Bass gets much attention from the very beginning, it is accentuated by additional weight (not quantity) and this brings some warmness to the overall sound. Resolution is normal, not ideal, but good for this segment, attacks and decays are a little slowed down, but bass is well shaped still. The depth is not bad, thought not maximal. Textures are average, but again, this is a budget device. What is important — lows are very well controlled and do not go to the mids.
The mids are not bad in terms of resolution, they lack micro details to sound more saturated and full, but in general they are good in macro details. The player has enough quality to transmit what is there in recording but at the same time is quite tolerant to the quality of material. The soundstage is average in terms of width and below average in depth, but layering is good. This is one of the main differences of V1-A from generic smartphone, since the latter has almost zero depth.
The highs are where compromises begin. They are diminished in terms of quantity to create comfortable and warm sound, but it’s not bad, many of you will like such presentation. The problem is in oversimplicity and lack of length. Highs are of course comfortable and have some resolution but attacks and decays are far from being realistic. Sometimes they sound congested. To some extent it can be compensated by headphones, but not for all styles and genres will require it.
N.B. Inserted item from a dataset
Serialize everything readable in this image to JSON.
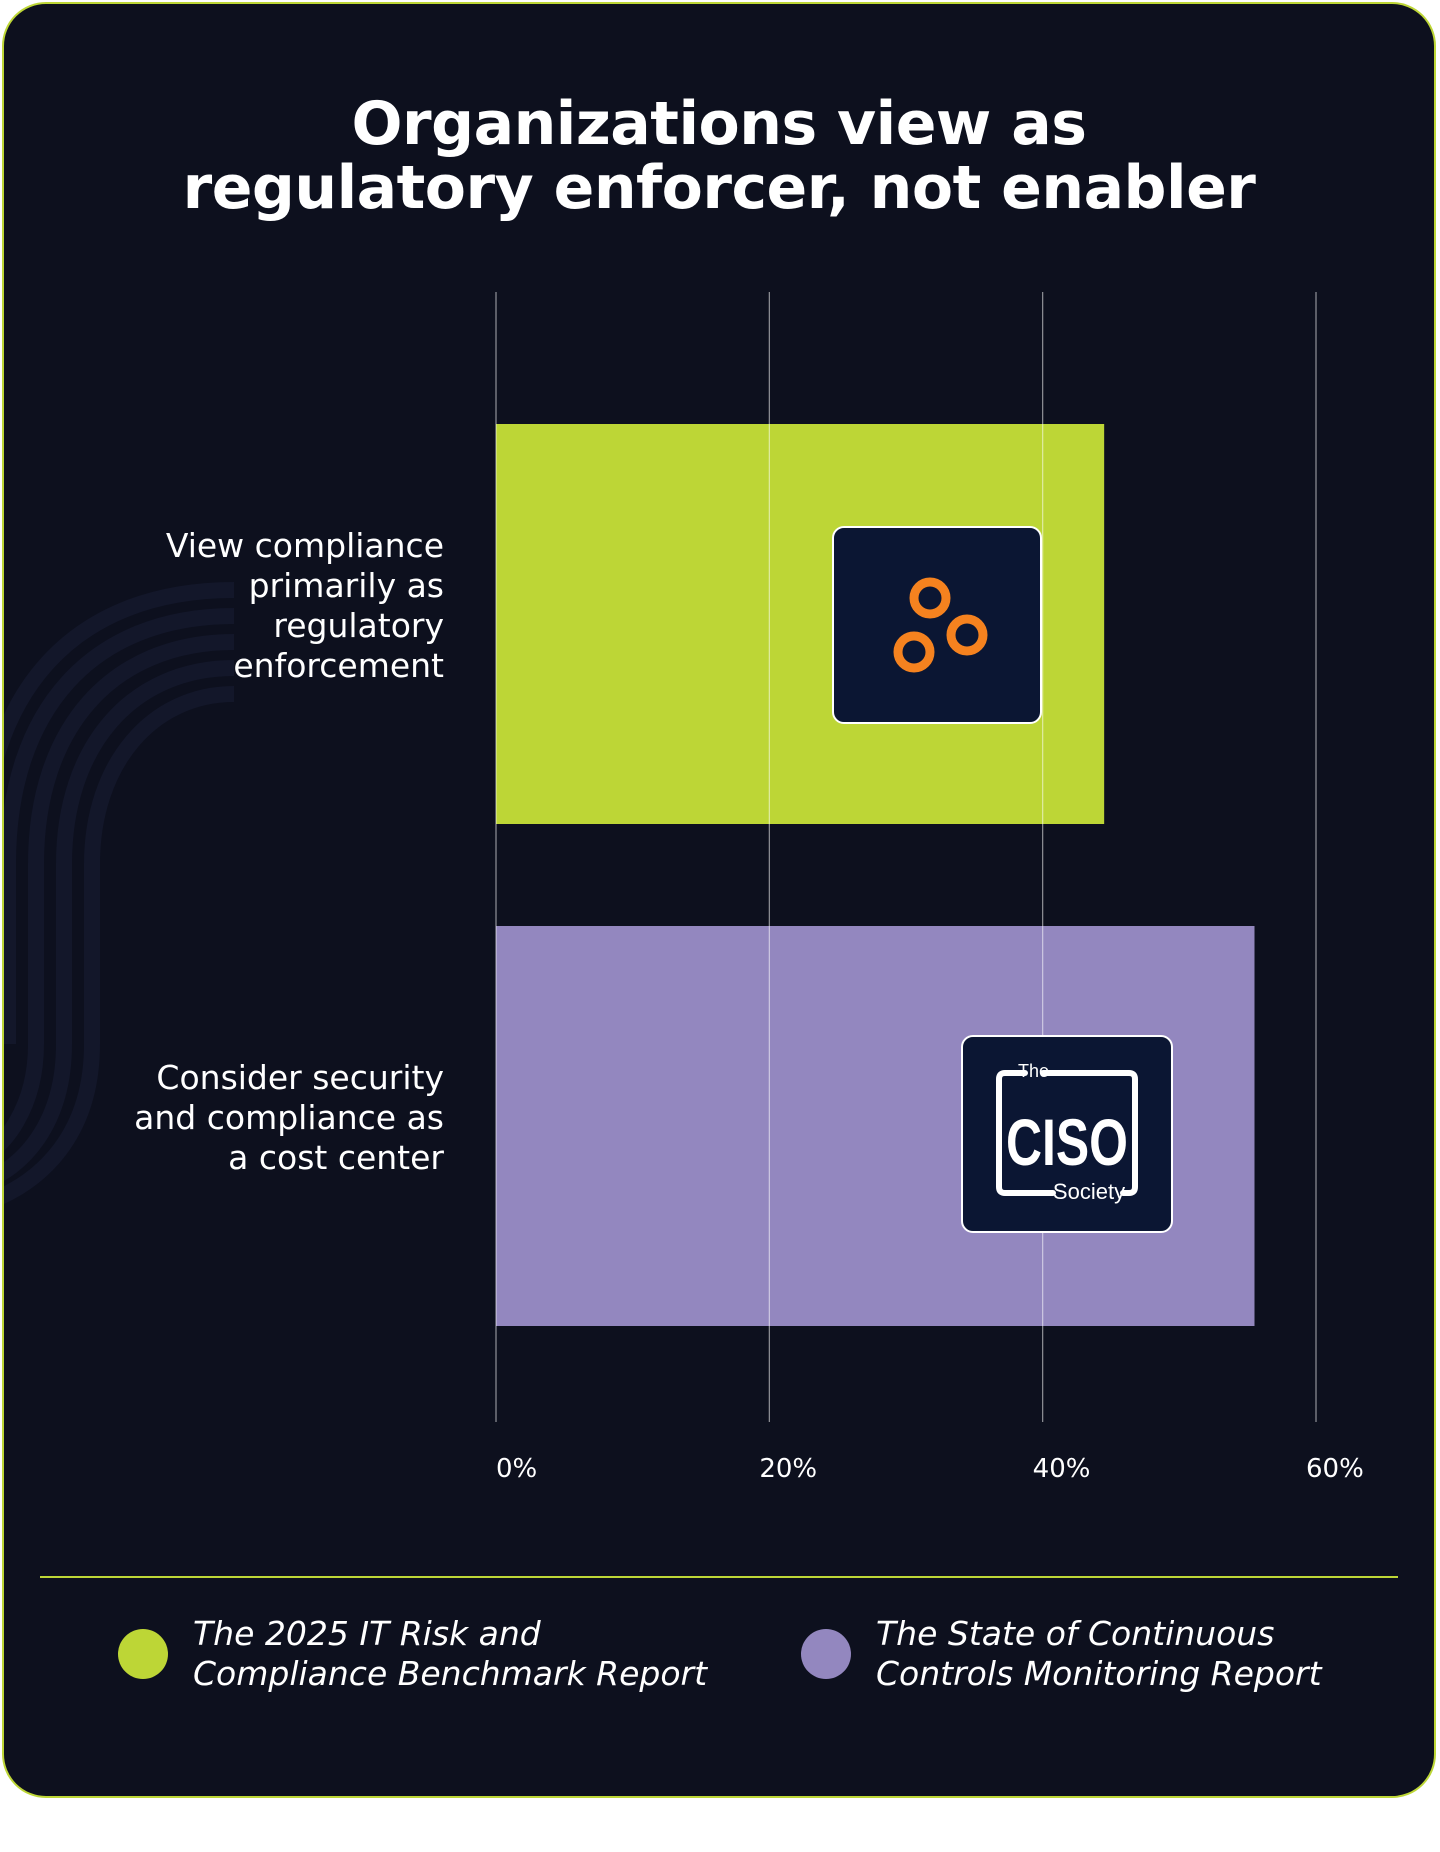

As you can see by its power, the player is designed for IEMs and most sensitive over ears and will not be enough for anything else. The background noise is not very audible, I even don’t know why there is gain switch.
Speaking about genres, player feels better in cases when ideal highs are not important, but it is not a good choice for genres that require realistic approach, and still they can be listened to because of not bad mids. The sensitivity to the quality is moderate — 6 out of 10.
Tord Gustavsen Trio — Re-Melt Famous Norwegian pianist is well known to all who love jazz as head of trio, quartet and ensemble by his own name. The track is played by V1-A well, with clear mids and meaty bass that allow good presence despite simplified highs.
Sam Watts — 8 1/2 Another jazz-like track, but this time from musician who is bored by single genre. In this track you will hear everything, starting from avant-garde to tango. V1-A plays it not bad, adding some weight and realism to music.
Goo Goo Dolls — Miracle Pill Let’s change direction and switch to relatively new rock-hooligan album by guys from Buffalo. Fresh tracks are more calm but it’s not preventing them from bringing dramatic pleasure and great riffs, especially when source with clear mids, such as debut Tempotec model.
It’s really good device. Of course, if the developers have developed better sound, they would have made a real killer that might overcome even more expensive devices, but this hasn’t happened, so we have a player for those who seek for quality digital transport, Bluetooth source or solution for listening to music on-the-go, comparable to the best smartphones.